By localising Gogol's plot, Farr also robs it of much of its mythic power. There's one extraordinary moment in his production when the walls of the presidential palace are suddenly rendered transparent to reveal the ghostly, clamorous shapes of the dispossessed. But, that aside, his version offers an uneasy mix of the tragic and the comic.
After the powerful symbolic image of hands clawing at the window we go clumsily into a pure piece of Gogolian plotting in which the hero tries to seduce both the president's wife and daughter.
Farr also makes heavy use of a running gag in which the tongue of a female journalist who has sought to expose government corruption is ruthlessly severed. Clearly Farr is seeking some equivalent to grotesque Gogolian humour. But there is nothing inherently funny about state torture; and the sight of the severed tongue being used as a comic prop and treated by the hero as a trophy to show his south London friends simply seems to trivialise the reality of sanctioned cruelty.
What Farr does do is get fine performances out of his lead actors. Michael Sheen lends Martin Gammon, the dodgy estate agent, a wonderfully manic, pin-striped intensity. And in the scene where he fantasises about his London life ("I was on Big Brother with Harold Pinter," he announces at one point) his pupils dilate as he gets carried away with his own dreams.

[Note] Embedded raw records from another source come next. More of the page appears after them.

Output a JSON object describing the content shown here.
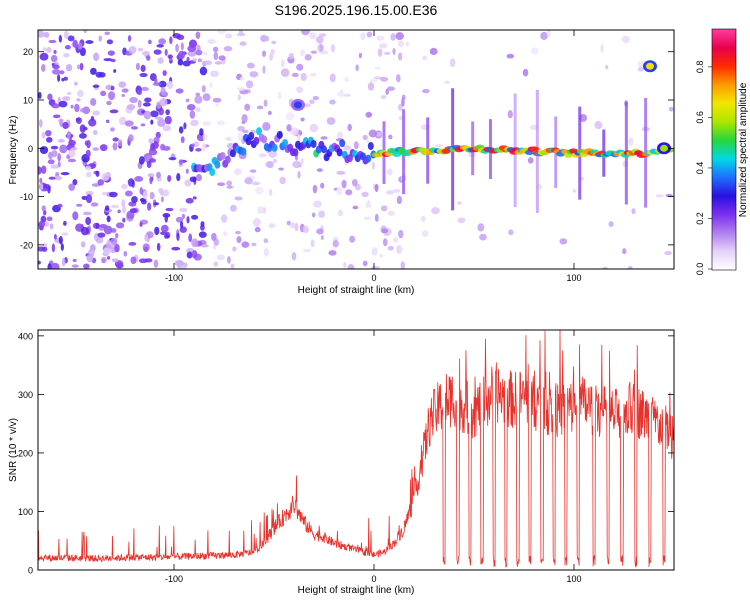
{
  "title": "S196.2025.196.15.00.E36",
  "colors": {
    "snr_line": "#e8322c",
    "colormap": [
      "#ffffff",
      "#e6d2fa",
      "#b07ff0",
      "#7a2ff0",
      "#2a10e0",
      "#1f6fff",
      "#00d9e6",
      "#27d63b",
      "#aee600",
      "#f2e600",
      "#ff9a00",
      "#ff2a00",
      "#e8004e",
      "#ff3da0"
    ]
  },
  "chart_data": [
    {
      "type": "heatmap",
      "xlabel": "Height of straight line (km)",
      "ylabel": "Frequency (Hz)",
      "xlim": [
        -168,
        150
      ],
      "ylim": [
        -25,
        24.5
      ],
      "xticks": [
        -100,
        0,
        100
      ],
      "xtick_labels": [
        "-100",
        "0",
        "100"
      ],
      "yticks": [
        -20,
        -10,
        0,
        10,
        20
      ],
      "ytick_labels": [
        "-20",
        "-10",
        "0",
        "10",
        "20"
      ],
      "colorbar": {
        "label": "Normalized spectral amplitude",
        "range": [
          0,
          0.95
        ],
        "ticks": [
          0.0,
          0.2,
          0.4,
          0.6,
          0.8
        ],
        "tick_labels": [
          "0.0",
          "0.2",
          "0.4",
          "0.6",
          "0.8"
        ]
      },
      "ridge": [
        {
          "x": -85,
          "y": -5
        },
        {
          "x": -75,
          "y": -2
        },
        {
          "x": -60,
          "y": 2
        },
        {
          "x": -45,
          "y": 1
        },
        {
          "x": -30,
          "y": 0
        },
        {
          "x": 0,
          "y": -1
        },
        {
          "x": 50,
          "y": 0
        },
        {
          "x": 100,
          "y": -1
        },
        {
          "x": 135,
          "y": -1
        },
        {
          "x": 147,
          "y": 0
        }
      ],
      "features": [
        {
          "x": 138,
          "y": 17,
          "amplitude": 0.7
        },
        {
          "x": -38,
          "y": 9,
          "amplitude": 0.35
        },
        {
          "x": 145,
          "y": 0,
          "amplitude": 0.6
        }
      ]
    },
    {
      "type": "line",
      "xlabel": "Height of straight line (km)",
      "ylabel": "SNR (10 * v/v)",
      "xlim": [
        -168,
        150
      ],
      "ylim": [
        0,
        410
      ],
      "xticks": [
        -100,
        0,
        100
      ],
      "xtick_labels": [
        "-100",
        "0",
        "100"
      ],
      "yticks": [
        0,
        100,
        200,
        300,
        400
      ],
      "ytick_labels": [
        "0",
        "100",
        "200",
        "300",
        "400"
      ],
      "grid": false,
      "series": [
        {
          "x": [
            -168,
            -160,
            -150,
            -140,
            -130,
            -120,
            -110,
            -100,
            -90,
            -80,
            -70,
            -60,
            -55,
            -50,
            -45,
            -40,
            -35,
            -30,
            -25,
            -20,
            -15,
            -10,
            -5,
            0,
            5,
            10,
            15,
            20,
            25,
            28,
            32,
            36,
            40,
            45,
            50,
            55,
            60,
            65,
            70,
            75,
            80,
            85,
            90,
            95,
            100,
            105,
            110,
            115,
            120,
            125,
            130,
            135,
            140,
            145,
            150
          ],
          "y": [
            20,
            20,
            20,
            19,
            20,
            21,
            21,
            22,
            23,
            24,
            25,
            30,
            45,
            70,
            90,
            110,
            80,
            60,
            55,
            45,
            40,
            35,
            30,
            25,
            30,
            45,
            70,
            120,
            200,
            250,
            270,
            285,
            290,
            275,
            265,
            280,
            300,
            290,
            285,
            290,
            280,
            275,
            265,
            270,
            275,
            280,
            270,
            265,
            260,
            265,
            270,
            260,
            250,
            240,
            220
          ]
        }
      ]
    }
  ]
}
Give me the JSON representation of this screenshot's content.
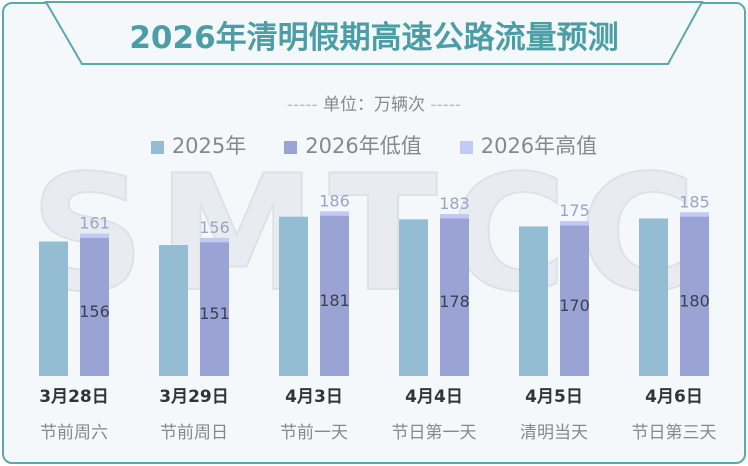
{
  "chart_data": {
    "type": "bar",
    "title": "2026年清明假期高速公路流量预测",
    "subtitle": "单位：万辆次",
    "categories": [
      "3月28日",
      "3月29日",
      "4月3日",
      "4月4日",
      "4月5日",
      "4月6日"
    ],
    "sub_categories": [
      "节前周六",
      "节前周日",
      "节前一天",
      "节日第一天",
      "清明当天",
      "节日第三天"
    ],
    "series": [
      {
        "name": "2025年",
        "values": [
          152,
          148,
          180,
          177,
          169,
          178
        ],
        "color": "#94bcd3"
      },
      {
        "name": "2026年低值",
        "values": [
          156,
          151,
          181,
          178,
          170,
          180
        ],
        "color": "#9aa4d4"
      },
      {
        "name": "2026年高值",
        "values": [
          161,
          156,
          186,
          183,
          175,
          185
        ],
        "color": "#c2c9f5"
      }
    ],
    "ylim": [
      0,
      200
    ],
    "legend": "top",
    "grid": false
  },
  "watermark": "SMTCC",
  "unit_dashes": "-----"
}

Sheen, whose recent roles range from Caligula to Jimmy Porter, is expert at portraying dementia. He also makes something unexpectedly touching out of the moment where Gammon suddenly asks, "Why do people need to be liked and respected?" Suddenly you get a glimpse of the hero's shrunken soul.
Kenneth Cranham is also very good as the president: a bloated, baggy, pouched-eyed figure who seems the living embodiment of post-Soviet corruption.
And, amongst the minor roles, there is sterling support from Geoffrey Beevers as an invincibly stupid head of Intelligence, from Elizabeth Bell as a Rosa Kreb-like finance minister whose dowdy exterior betokens her unreconstructed love of the good old communist days and from Geraldine James as the president's sexually voracious wife.
There are also good things in Farr's production: not least Ti Green's set filled with a baroque imperialist nostalgia. But Farr's play veers awkwardly between a paraphrase of Gogol's original and a satire on east European capitalist chaos. In the end, it feels neither one thing nor the other and leaves one hungrily waiting for Gogol.